Additionally, the District used federal relief dollars to support almost every provider in the District through grant funds to expand, open new, or improve existing child development facilities to enhance the supply and quality of childcare services in DC. The District provided financial assistance to support child development facilities in neighborhoods most impacted by COVID-19 by providing funds to under-enrolled facilities to ensure they could remain in operation. We also used American Rescue Plan Act (ARPA) funds to increase our Pre-K subsidy reimbursement rate and to increase funding for the Early Childhood Educator (ECE) Workforce College Development Program (WCDP), which supports current early childhood teachers in accruing needed skills and credentials.
What role does racial equity play in this work? How has the city prioritized uplifting Black, Indigenous, and People of Color (BIPOC communities)? What structures are in place for equity in recovery and policymaking?

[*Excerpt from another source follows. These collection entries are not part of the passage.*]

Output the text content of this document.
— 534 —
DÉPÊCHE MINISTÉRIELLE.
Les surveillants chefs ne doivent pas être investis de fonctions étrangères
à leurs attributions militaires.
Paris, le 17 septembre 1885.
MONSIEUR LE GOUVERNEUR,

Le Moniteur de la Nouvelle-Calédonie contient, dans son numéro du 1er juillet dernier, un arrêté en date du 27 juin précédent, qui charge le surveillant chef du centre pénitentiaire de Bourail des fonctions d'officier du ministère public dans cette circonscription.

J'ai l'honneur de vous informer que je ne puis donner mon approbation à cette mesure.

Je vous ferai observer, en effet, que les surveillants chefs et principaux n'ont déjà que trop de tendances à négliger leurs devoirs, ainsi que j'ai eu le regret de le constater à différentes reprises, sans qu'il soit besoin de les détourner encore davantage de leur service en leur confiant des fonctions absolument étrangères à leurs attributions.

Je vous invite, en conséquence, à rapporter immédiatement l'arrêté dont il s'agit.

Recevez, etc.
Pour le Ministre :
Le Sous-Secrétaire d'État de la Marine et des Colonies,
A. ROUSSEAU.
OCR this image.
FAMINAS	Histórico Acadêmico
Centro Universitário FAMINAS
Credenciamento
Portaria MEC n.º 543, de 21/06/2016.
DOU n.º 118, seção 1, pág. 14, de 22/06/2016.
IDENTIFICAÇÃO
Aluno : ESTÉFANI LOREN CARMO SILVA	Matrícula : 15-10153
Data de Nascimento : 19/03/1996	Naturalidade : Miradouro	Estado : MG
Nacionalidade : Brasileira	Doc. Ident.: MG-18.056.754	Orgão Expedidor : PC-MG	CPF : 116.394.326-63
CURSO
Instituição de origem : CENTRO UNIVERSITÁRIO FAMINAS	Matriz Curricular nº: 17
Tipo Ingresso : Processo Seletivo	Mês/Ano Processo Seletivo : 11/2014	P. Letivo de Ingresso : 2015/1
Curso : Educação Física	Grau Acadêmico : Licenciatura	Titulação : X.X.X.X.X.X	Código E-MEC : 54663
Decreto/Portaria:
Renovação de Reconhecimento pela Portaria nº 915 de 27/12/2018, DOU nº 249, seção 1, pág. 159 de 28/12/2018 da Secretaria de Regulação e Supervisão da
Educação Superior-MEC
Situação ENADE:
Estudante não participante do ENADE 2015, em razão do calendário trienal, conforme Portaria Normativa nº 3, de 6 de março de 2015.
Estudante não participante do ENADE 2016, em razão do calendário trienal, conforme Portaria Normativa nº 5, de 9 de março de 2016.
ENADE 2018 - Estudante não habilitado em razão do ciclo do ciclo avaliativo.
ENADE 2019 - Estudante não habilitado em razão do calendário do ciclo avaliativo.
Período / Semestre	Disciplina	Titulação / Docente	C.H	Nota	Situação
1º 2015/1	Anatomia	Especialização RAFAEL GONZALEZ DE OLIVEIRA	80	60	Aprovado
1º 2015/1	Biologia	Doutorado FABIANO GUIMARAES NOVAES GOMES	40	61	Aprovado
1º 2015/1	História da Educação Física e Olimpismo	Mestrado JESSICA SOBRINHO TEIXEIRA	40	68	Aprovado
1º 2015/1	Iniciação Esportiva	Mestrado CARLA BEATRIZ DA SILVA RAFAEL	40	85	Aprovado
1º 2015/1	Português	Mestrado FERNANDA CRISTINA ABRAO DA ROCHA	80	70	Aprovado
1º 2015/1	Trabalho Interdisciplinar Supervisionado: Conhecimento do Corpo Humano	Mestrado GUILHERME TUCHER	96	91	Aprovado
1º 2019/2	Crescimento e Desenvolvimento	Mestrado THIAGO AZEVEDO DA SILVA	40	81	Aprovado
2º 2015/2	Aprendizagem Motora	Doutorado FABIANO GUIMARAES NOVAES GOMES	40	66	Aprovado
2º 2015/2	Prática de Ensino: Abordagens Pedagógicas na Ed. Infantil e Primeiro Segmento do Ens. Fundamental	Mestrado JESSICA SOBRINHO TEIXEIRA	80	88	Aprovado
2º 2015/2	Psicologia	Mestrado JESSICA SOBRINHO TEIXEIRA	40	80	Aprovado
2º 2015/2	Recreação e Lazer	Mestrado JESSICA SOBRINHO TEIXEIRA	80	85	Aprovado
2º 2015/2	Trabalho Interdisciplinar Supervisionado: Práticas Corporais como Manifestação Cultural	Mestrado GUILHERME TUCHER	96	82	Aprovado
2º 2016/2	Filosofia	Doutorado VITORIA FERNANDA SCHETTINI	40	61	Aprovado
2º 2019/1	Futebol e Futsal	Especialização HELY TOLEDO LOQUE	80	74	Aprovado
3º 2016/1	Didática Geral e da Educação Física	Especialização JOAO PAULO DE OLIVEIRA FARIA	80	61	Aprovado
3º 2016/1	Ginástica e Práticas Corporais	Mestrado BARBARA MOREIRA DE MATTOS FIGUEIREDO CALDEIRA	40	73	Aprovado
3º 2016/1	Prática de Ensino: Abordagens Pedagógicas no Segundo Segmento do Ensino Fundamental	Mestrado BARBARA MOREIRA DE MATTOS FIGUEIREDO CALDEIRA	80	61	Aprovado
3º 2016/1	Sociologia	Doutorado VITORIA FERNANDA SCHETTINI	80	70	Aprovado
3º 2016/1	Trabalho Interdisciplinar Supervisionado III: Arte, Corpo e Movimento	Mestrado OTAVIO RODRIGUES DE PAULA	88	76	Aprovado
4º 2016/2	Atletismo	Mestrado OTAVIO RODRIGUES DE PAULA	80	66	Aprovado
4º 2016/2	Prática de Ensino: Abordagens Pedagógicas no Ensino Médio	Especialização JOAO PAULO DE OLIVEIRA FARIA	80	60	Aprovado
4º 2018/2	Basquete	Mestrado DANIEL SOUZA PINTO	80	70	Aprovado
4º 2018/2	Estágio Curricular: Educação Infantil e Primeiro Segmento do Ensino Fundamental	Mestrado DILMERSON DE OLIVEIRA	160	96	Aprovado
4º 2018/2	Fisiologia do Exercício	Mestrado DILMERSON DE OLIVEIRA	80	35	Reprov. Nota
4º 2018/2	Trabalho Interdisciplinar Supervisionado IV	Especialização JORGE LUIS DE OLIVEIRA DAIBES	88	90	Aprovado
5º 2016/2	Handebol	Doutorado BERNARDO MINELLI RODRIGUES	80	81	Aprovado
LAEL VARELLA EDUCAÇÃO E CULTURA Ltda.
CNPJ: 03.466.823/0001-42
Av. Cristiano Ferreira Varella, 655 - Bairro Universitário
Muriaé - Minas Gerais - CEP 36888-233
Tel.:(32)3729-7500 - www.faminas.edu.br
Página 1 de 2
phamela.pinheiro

Early childcare workers in DC are overwhelmingly women of color. Working to address the pay inequities seen in care-based professions like early childhood education has been a tangible way to ensure DC’s investments align with the goal of improving racial outcomes. We also know that access to high-quality childcare can be out of reach for many families of color, whether due to proximity to facilities, cost, or the need for care during non-traditional hours. In working toward universal childcare, we need to ensure that there are options that meet the diverse needs of District families, with particular consideration for families of color. In terms of ongoing structural checks on racial equity as we make policy, DC Council is fortunate to now have a Council Office on Racial Equity (CORE) that assesses legislation and determines whether the proposed law will advance racial equity, maintain the status quo of racial inequity, or will exacerbate racial inequity. Importantly, the most effective initiatives I have been a part of have come directly from impacted communities. The more we listen to and are in active partnership with those affected, the more successful the outcomes have been. DC has a long way to go to normalize racial equity work in practice, especially when it comes to checking back in to evaluate the impact our policies have had on Black, Indigenous, and other communities of color. With guidance from CORE and impacted residents, I am hopeful we will get there.